New Approaches for the Synthesis of Heterocyclic Compounds Corporating Benzo[d]imidazole as Anticancer Agents, Tyrosine, Pim-1 Kinases Inhibitions and their PAINS Evaluations

Author(s): Rafat M. Mohareb*, Yara R. Milad, Bahaa M. Mostafa and Reem A. El-Ansary

Volume 21, Issue 3, 2021

Published on: 21 July, 2020

Page: [327 - 342] Pages: 16

DOI: 10.2174/1871520620666200721111230

Price: $65

Abstract

Background: Benzo[d]imidazoles are highly biologically active, in addition, they are considered as a class of heterocyclic compounds with many pharmaceutical applications.

Objective: We are aiming in this work to synthesize target molecules that possess not only anti-tumor activities but also kinase inhibitors. The target molecules were obtained starting from the benzo[d]imidazole derivatives followed by their heterocyclization reactions to produce anticancer target molecules.

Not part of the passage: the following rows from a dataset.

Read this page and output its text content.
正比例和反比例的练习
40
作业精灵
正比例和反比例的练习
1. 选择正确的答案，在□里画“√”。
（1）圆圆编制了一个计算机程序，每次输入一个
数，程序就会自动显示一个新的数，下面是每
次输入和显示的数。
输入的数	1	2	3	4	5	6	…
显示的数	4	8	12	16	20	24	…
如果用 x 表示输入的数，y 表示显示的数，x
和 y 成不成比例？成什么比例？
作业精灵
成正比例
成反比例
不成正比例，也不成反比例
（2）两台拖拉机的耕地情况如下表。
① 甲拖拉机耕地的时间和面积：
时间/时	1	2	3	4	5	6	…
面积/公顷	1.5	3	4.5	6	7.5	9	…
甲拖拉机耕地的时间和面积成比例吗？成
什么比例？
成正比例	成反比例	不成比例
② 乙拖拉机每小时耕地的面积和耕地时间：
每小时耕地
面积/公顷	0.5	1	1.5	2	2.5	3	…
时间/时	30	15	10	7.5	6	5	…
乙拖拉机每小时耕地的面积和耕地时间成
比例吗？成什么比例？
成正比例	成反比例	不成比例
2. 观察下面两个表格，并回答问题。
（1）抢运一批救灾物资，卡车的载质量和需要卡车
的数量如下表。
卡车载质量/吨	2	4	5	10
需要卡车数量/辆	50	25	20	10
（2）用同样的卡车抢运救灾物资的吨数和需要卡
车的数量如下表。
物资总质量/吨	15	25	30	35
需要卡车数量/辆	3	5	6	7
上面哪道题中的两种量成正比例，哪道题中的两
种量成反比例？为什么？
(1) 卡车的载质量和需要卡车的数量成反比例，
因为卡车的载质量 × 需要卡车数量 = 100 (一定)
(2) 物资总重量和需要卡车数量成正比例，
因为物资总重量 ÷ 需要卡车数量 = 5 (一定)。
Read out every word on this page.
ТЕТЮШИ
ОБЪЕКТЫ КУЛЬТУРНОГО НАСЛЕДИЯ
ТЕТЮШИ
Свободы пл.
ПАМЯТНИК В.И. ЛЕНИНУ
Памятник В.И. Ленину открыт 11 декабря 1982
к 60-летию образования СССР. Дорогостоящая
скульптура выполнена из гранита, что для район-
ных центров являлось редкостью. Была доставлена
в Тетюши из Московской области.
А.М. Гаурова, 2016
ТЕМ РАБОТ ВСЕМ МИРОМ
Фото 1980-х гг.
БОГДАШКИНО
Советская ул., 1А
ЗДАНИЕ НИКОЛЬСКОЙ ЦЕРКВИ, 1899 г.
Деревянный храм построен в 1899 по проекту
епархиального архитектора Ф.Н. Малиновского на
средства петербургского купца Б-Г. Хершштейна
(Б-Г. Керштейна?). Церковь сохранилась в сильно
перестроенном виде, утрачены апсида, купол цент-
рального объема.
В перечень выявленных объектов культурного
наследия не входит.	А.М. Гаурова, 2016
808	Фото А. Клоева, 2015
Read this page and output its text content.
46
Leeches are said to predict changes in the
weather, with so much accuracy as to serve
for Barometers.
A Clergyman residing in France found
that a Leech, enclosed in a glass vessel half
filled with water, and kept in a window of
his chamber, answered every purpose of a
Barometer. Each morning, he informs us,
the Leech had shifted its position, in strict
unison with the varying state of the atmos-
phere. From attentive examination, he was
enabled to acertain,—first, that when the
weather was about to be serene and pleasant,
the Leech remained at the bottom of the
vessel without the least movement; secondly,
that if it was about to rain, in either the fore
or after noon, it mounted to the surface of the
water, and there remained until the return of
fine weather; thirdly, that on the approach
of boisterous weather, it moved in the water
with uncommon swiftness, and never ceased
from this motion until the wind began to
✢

Methods: The 1-(1H-benzo[d]imidazol-2-yl)propan-2-one (3) and the ethyl 2-(1H-benzo[d]imidazol-2- yl)acetate (16) were used as the key starting material which reacted with salicylaldehyde to give the corresponding benzo[4,5]imidazo[1,2-a]quinoline derivatives. On the other hand, both of them were reacted with different reagents to give thiophene, pyran and benzo[4,5]imidazo[1,2-c]pyrimidine derivatives. The synthesized compounds were evaluated against the six cancer cell lines A549, HT-29, MKN-45, U87MG, SMMC-7721, and H460 together with inhibitions toward tyrosine kinases, c-Met kinase and prostate cancer cell line PC-3 using the standard MTT assay in vitro, with foretinib as the positive control.

Results: Most of the synthesized compounds exhibited high inhibitions toward the tested cancer cell lines. In addition, tyrosine and Pim-1 kinases inhibitions were performed for the most active compounds where the variation of substituent through the aryl ring and heterocyclic ring afforded compounds with high activities. Our analysis showed that there is a strong correlation between the structure of the compound and the substituents of target molecules.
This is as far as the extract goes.